Acteurs : Ivana Baquero (Ofélia), Sergi Lopez (Capitaine Vidal), Doug Jones (Faune / Pale Man), Ariadna Gil (Carmen), Maribel Verdu (Mercedes), Alex Angulo (Docteur Ferreiro), Roger Casamajor (Pedro), César Vea (Serrano), Federico Luppi (Casares), Manolo Solo (Garcés), Sebastian Haro (Capitaine de la garde civile) et Milo Taboada (Joven).
Histoire : Espagne, 1944, Carmen récemment remariée, part rejoindre son nouvel époux afin qu'elle puisse accoucher auprès de lui. Elle est accompagnée de sa fille, Ofélia d'une précédente union. Ofélia se fait difficilement à sa nouvelle vie au moulin, elle va toutefois vite découvrir un mystérieux labyrinthe, non loin du moulin.
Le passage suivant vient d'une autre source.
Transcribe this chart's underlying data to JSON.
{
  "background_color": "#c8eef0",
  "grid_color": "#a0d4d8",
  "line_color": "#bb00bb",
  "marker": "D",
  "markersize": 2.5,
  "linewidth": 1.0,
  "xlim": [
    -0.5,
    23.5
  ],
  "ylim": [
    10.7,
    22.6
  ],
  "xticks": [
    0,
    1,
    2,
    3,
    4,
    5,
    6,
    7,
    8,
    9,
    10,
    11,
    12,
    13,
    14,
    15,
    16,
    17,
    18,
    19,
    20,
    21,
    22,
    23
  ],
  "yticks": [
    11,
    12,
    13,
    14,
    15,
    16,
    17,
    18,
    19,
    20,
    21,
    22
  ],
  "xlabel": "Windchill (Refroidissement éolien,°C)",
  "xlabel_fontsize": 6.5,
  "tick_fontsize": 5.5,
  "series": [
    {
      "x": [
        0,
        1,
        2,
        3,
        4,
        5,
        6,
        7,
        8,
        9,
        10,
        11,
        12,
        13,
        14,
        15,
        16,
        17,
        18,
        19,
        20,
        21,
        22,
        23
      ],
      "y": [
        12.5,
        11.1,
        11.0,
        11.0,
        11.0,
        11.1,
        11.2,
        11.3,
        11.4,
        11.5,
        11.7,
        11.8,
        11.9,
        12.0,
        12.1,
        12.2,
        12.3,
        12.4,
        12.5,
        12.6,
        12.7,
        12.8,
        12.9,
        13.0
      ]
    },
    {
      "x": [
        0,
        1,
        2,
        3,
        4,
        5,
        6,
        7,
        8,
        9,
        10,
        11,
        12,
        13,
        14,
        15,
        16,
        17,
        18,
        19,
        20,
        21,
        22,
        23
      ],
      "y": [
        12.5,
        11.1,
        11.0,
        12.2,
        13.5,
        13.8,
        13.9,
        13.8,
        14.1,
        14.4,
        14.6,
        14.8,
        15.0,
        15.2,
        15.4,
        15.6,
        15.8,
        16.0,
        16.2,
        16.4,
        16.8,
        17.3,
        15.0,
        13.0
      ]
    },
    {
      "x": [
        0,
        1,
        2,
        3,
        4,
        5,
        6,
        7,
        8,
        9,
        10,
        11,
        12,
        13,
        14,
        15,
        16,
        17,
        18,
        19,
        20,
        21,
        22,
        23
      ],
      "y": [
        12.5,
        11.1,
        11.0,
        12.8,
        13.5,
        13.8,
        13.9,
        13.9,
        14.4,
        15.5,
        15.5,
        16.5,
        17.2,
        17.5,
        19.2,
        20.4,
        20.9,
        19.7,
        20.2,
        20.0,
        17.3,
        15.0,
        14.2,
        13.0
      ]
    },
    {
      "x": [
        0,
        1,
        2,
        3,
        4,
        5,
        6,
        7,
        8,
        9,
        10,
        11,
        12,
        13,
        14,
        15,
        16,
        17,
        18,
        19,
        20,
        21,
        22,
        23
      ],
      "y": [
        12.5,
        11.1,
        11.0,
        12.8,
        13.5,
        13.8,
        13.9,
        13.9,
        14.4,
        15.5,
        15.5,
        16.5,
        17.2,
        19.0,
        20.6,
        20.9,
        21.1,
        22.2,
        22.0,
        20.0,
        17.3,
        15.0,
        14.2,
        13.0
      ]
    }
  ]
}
Ce dernier abrite un faune qui va lui révéler sa vraie nature, Ofélia n'est autre que la princesse égarée d'un monde fantastique. Afin de s'assurer qu'elle est prête à rejoindre son royaume, Ofélia devra réaliser trois épreuves, plus difficiles les unes que les autres...
Mon avis : Attention, il y a de fortes chances pour que cette critique recèle des spoilers. Je vous invite donc à la consulter après que vous ayez visionné le film.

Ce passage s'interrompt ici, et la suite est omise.